Hello Chris,
For the 3 past months, while semi-unemployed, I’ve been cramming everything I can about tech and programming in my head. My goal is to create a website that I can put my book on, although I wish to make it an interactive book, so that is why I’ve gone through the extra trouble.
I have read from both the entire W3Schools site, MDN, and other supplemental sources on the following: HTML, CSS, JS, jQuery, XML, DOM, BOM, SQL, PHP, HTTP, and all kinds of related materials, but I’m having difficulty integrating all of that. I have Win10 Pro, which comes with IIS 10, so I have enabled it and engaged it in a staring contest until it does my bidding. It has defeated me thus far.
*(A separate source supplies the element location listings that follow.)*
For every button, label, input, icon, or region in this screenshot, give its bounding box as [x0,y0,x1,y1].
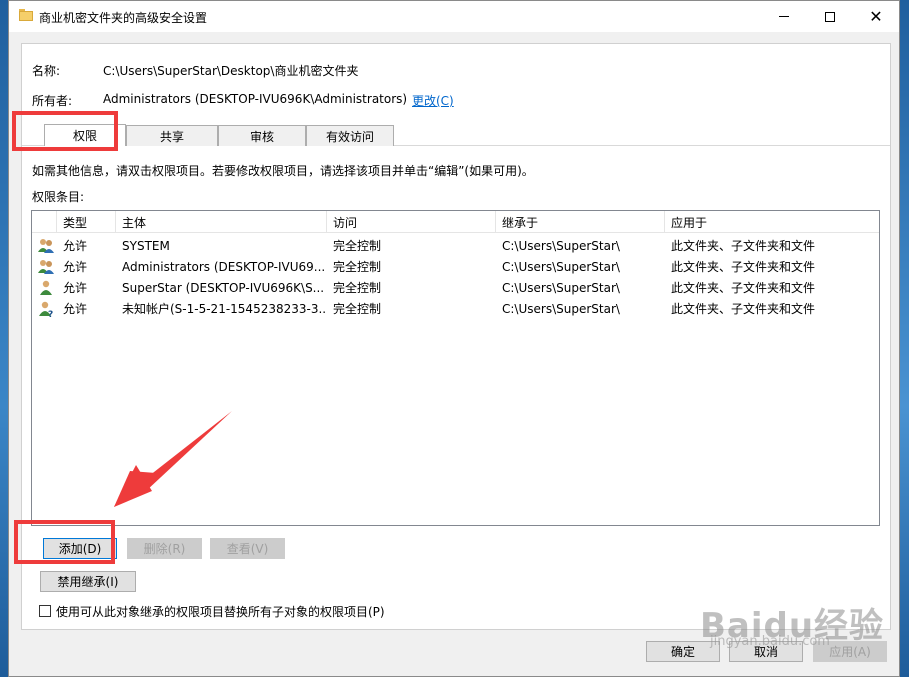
info-text: 如需其他信息，请双击权限项目。若要修改权限项目，请选择该项目并单击“编辑”(如果… [32,164,534,178]
change-owner-link[interactable]: 更改(C) [412,92,454,109]
replace-child-permissions-checkbox[interactable] [39,605,51,617]
minimize-button[interactable] [761,1,807,32]
desktop-background-right [899,0,909,677]
cell-inherited-from: C:\Users\SuperStar\ [502,280,620,295]
cell-access: 完全控制 [333,260,382,274]
tab-label: 共享 [159,129,184,144]
table-row[interactable]: 允许 Administrators (DESKTOP-IVU69... 完全控制… [32,256,879,277]
icon-column-header [32,211,57,233]
column-header-applies-to[interactable]: 应用于 [665,211,879,233]
svg-text:?: ? [48,310,53,317]
table-row[interactable]: ? 允许 未知帐户(S-1-5-21-1545238233-3... 完全控制 … [32,298,879,319]
cell-access: 完全控制 [333,281,382,295]
maximize-button[interactable] [807,1,853,32]
name-value: C:\Users\SuperStar\Desktop\商业机密文件夹 [103,64,359,78]
tab-label: 有效访问 [325,129,374,144]
add-button[interactable]: 添加(D) [43,538,117,559]
group-user-icon [38,259,54,274]
owner-label: 所有者: [32,94,73,108]
table-row[interactable]: 允许 SYSTEM 完全控制 C:\Users\SuperStar\ 此文件夹、… [32,235,879,256]
column-header-principal[interactable]: 主体 [116,211,327,233]
cell-applies-to: 此文件夹、子文件夹和文件 [671,281,816,295]
cell-applies-to: 此文件夹、子文件夹和文件 [671,239,816,253]
tab-strip: 权限 共享 审核 有效访问 [44,124,394,146]
cell-principal: SYSTEM [122,238,170,253]
cell-inherited-from: C:\Users\SuperStar\ [502,238,620,253]
cell-type: 允许 [63,302,88,316]
title-bar[interactable]: 商业机密文件夹的高级安全设置 ✕ [9,1,899,32]
name-label: 名称: [32,64,61,78]
permission-entries-label: 权限条目: [32,190,85,204]
tab-auditing[interactable]: 审核 [218,125,306,146]
close-button[interactable]: ✕ [853,1,899,32]
window-title: 商业机密文件夹的高级安全设置 [39,11,208,25]
cell-access: 完全控制 [333,302,382,316]
annotation-arrow-icon [114,411,232,507]
cell-applies-to: 此文件夹、子文件夹和文件 [671,302,816,316]
column-header-access[interactable]: 访问 [327,211,496,233]
view-button-label: 查看(V) [226,542,269,556]
list-header: 类型 主体 访问 继承于 应用于 [32,211,879,233]
close-icon: ✕ [869,6,883,26]
cell-type: 允许 [63,281,88,295]
watermark-sub: jingyan.baidu.com [710,634,830,649]
disable-inheritance-label: 禁用继承(I) [57,575,119,589]
disable-inheritance-button[interactable]: 禁用继承(I) [40,571,136,592]
replace-child-permissions-label[interactable]: 使用可从此对象继承的权限项目替换所有子对象的权限项目(P) [56,603,385,620]
tab-effective-access[interactable]: 有效访问 [306,125,394,146]
view-button[interactable]: 查看(V) [210,538,285,559]
cell-applies-to: 此文件夹、子文件夹和文件 [671,260,816,274]
tab-label: 审核 [249,129,274,144]
cell-type: 允许 [63,239,88,253]
maximize-icon [825,11,835,22]
tab-sharing[interactable]: 共享 [126,125,218,146]
group-user-icon [38,238,54,253]
minimize-icon [779,16,789,17]
add-button-label: 添加(D) [58,542,102,556]
column-header-inherited-from[interactable]: 继承于 [496,211,665,233]
folder-icon [19,9,33,21]
advanced-security-settings-window: 商业机密文件夹的高级安全设置 ✕ 名称: C:\Users\SuperStar\… [8,0,900,677]
column-header-type[interactable]: 类型 [57,211,116,233]
cell-type: 允许 [63,260,88,274]
single-user-icon [40,280,52,295]
cell-principal: 未知帐户(S-1-5-21-1545238233-3... [122,302,327,316]
remove-button-label: 删除(R) [143,542,186,556]
settings-panel: 名称: C:\Users\SuperStar\Desktop\商业机密文件夹 所… [21,43,891,630]
cell-access: 完全控制 [333,239,382,253]
owner-value: Administrators (DESKTOP-IVU696K\Administ… [103,92,408,106]
tab-permissions[interactable]: 权限 [44,124,126,146]
baidu-watermark: Baidu经验 jingyan.baidu.com [700,598,884,649]
cell-inherited-from: C:\Users\SuperStar\ [502,259,620,274]
table-row[interactable]: 允许 SuperStar (DESKTOP-IVU696K\S... 完全控制 … [32,277,879,298]
ok-button-label: 确定 [670,645,695,659]
cell-inherited-from: C:\Users\SuperStar\ [502,301,620,316]
cell-principal: Administrators (DESKTOP-IVU69... [122,259,326,274]
unknown-user-icon: ? [39,301,53,317]
tab-label: 权限 [72,129,97,143]
remove-button[interactable]: 删除(R) [127,538,202,559]
cell-principal: SuperStar (DESKTOP-IVU696K\S... [122,280,325,295]
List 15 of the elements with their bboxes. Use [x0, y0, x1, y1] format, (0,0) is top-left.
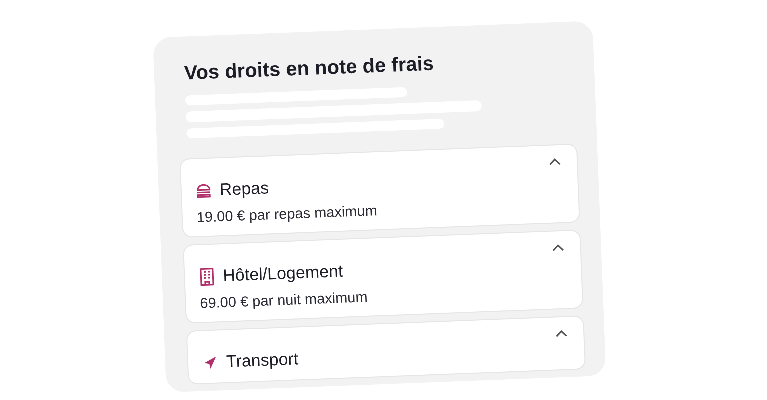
item-detail: 19.00 € par repas maximum: [196, 204, 378, 226]
building-icon: [198, 268, 216, 286]
item-detail: 69.00 € par nuit maximum: [200, 290, 368, 312]
arrow-icon: [202, 354, 219, 372]
item-label: Transport: [226, 350, 299, 372]
chevron-up-icon[interactable]: [548, 157, 562, 166]
item-label: Repas: [220, 178, 270, 201]
accordion-item[interactable]: Transport: [186, 316, 586, 385]
chevron-up-icon[interactable]: [556, 329, 568, 338]
accordion-item[interactable]: Repas 19.00 € par repas maximum: [180, 144, 580, 238]
burger-icon: [196, 182, 212, 200]
card-title: Vos droits en note de frais: [184, 52, 436, 86]
accordion-item[interactable]: Hôtel/Logement 69.00 € par nuit maximum: [182, 230, 584, 324]
item-label: Hôtel/Logement: [222, 262, 344, 286]
chevron-up-icon[interactable]: [552, 243, 564, 252]
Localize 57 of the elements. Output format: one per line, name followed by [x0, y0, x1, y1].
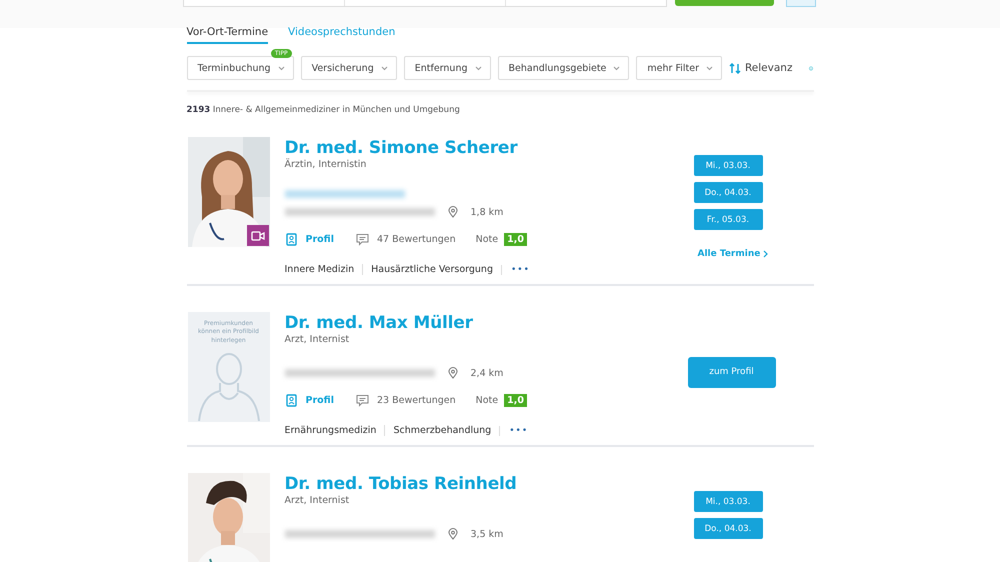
search-field[interactable]	[183, 0, 667, 7]
specialty-tag: Hausärztliche Versorgung	[362, 264, 501, 275]
distance-text: 2,4 km	[470, 368, 504, 378]
doctor-name[interactable]: Dr. med. Simone Scherer	[284, 138, 688, 158]
speech-bubble-icon	[356, 394, 369, 407]
location-pin-icon	[446, 528, 458, 540]
appointment-date-button[interactable]: Mi., 03.03.	[694, 491, 762, 512]
caret-icon	[380, 66, 388, 70]
distance-text: 3,5 km	[470, 528, 504, 540]
grade-badge: 1,0	[504, 394, 527, 407]
appointment-date-button[interactable]: Do., 04.03.	[694, 518, 762, 539]
profile-document-icon	[284, 394, 298, 407]
search-button[interactable]	[675, 0, 774, 6]
filter-dropdown[interactable]: Entfernung	[404, 56, 491, 80]
sort-button[interactable]: Relevanz	[728, 62, 792, 74]
doctor-name[interactable]: Dr. med. Max Müller	[284, 313, 688, 333]
profile-button[interactable]: zum Profil	[688, 356, 776, 388]
filter-dropdown[interactable]: mehr Filter	[636, 56, 722, 80]
specialty-tag: Schmerzbehandlung	[384, 425, 500, 436]
grade-badge: 1,0	[504, 233, 527, 246]
reviews-count[interactable]: 47 Bewertungen	[376, 234, 456, 245]
doctor-name[interactable]: Dr. med. Tobias Reinheld	[284, 474, 688, 494]
speech-bubble-icon	[356, 233, 369, 246]
profile-link[interactable]: Profil	[306, 234, 334, 245]
location-pin-icon	[446, 206, 458, 218]
sort-icon	[728, 62, 741, 74]
caret-icon	[706, 66, 713, 70]
filter-dropdown[interactable]: Terminbuchung	[186, 56, 294, 80]
chevron-right-icon	[763, 250, 768, 258]
profile-link[interactable]: Profil	[306, 395, 334, 406]
all-appointments-link[interactable]: Alle Termine	[698, 249, 768, 259]
filter-dropdown[interactable]: Versicherung	[300, 56, 397, 80]
filter-dropdown[interactable]: Behandlungsgebiete	[498, 56, 630, 80]
more-specialties-button[interactable]: •••	[501, 264, 530, 274]
reviews-count[interactable]: 23 Bewertungen	[376, 395, 456, 406]
distance-text: 1,8 km	[470, 206, 504, 218]
grade-label: Note	[476, 395, 498, 406]
appointment-date-button[interactable]: Do., 04.03.	[694, 182, 762, 203]
more-specialties-button[interactable]: •••	[499, 426, 528, 436]
doctor-title: Arzt, Internist	[284, 334, 350, 345]
map-button[interactable]	[786, 0, 816, 7]
doctor-title: Ärztin, Internistin	[284, 159, 368, 170]
location-pin-icon	[446, 367, 458, 379]
doctor-title: Arzt, Internist	[284, 495, 350, 506]
tab[interactable]: Videosprechstunden	[288, 25, 396, 44]
caret-icon	[613, 66, 620, 70]
profile-document-icon	[284, 233, 298, 246]
results-count-text: 2193 Innere- & Allgemeinmediziner in München und Umgebung	[186, 105, 461, 115]
caret-icon	[278, 66, 285, 70]
specialty-tag: Ernährungsmedizin	[284, 425, 384, 436]
video-camera-icon	[250, 230, 264, 240]
specialty-tag: Innere Medizin	[284, 264, 362, 275]
tab[interactable]: Vor-Ort-Termine	[186, 25, 268, 44]
grade-label: Note	[476, 234, 498, 245]
appointment-date-button[interactable]: Fr., 05.03.	[694, 209, 762, 230]
appointment-date-button[interactable]: Mi., 03.03.	[694, 155, 762, 176]
caret-icon	[474, 66, 482, 70]
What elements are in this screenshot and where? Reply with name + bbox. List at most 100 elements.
Simply put, I find that the articles here are much easier to read than TechNet’s, but it seems Apache is the focus of the article I am on now, and I cannot reconcile the elements needed to progress further. https://developer.mozilla.org/en-US/docs/Learn/Common_questions/Set_up_a_basic_working_environment
The last time I tried TechNet I spent an hour reading a purportedly introductory article to IIS - I felt like a car with brick tires, stuck in unforgiving quicksand. It was an unfortunate experience.
What I want is a website that: doesn’t limit me to bland templates, is extensible, I fully own, and which allows me to experiment with what I’ve learned without making it public, until I’m confident it’s secure, reliable, and professional. I am confused if this requires Wordpress and Bluehost. Those are the CDN and host, but how does my ISP figure in? Do I need to change my plan there, or… I hope I’m making sense.
As far as other articles, they outline the other components I need, and I have everything except the web host, CDN, fonts, and I haven’t created any actual stylesheets, HTML, JS, etc., but I figure that I need the aforementioned to have a clear idea of how all of that performs in tandem.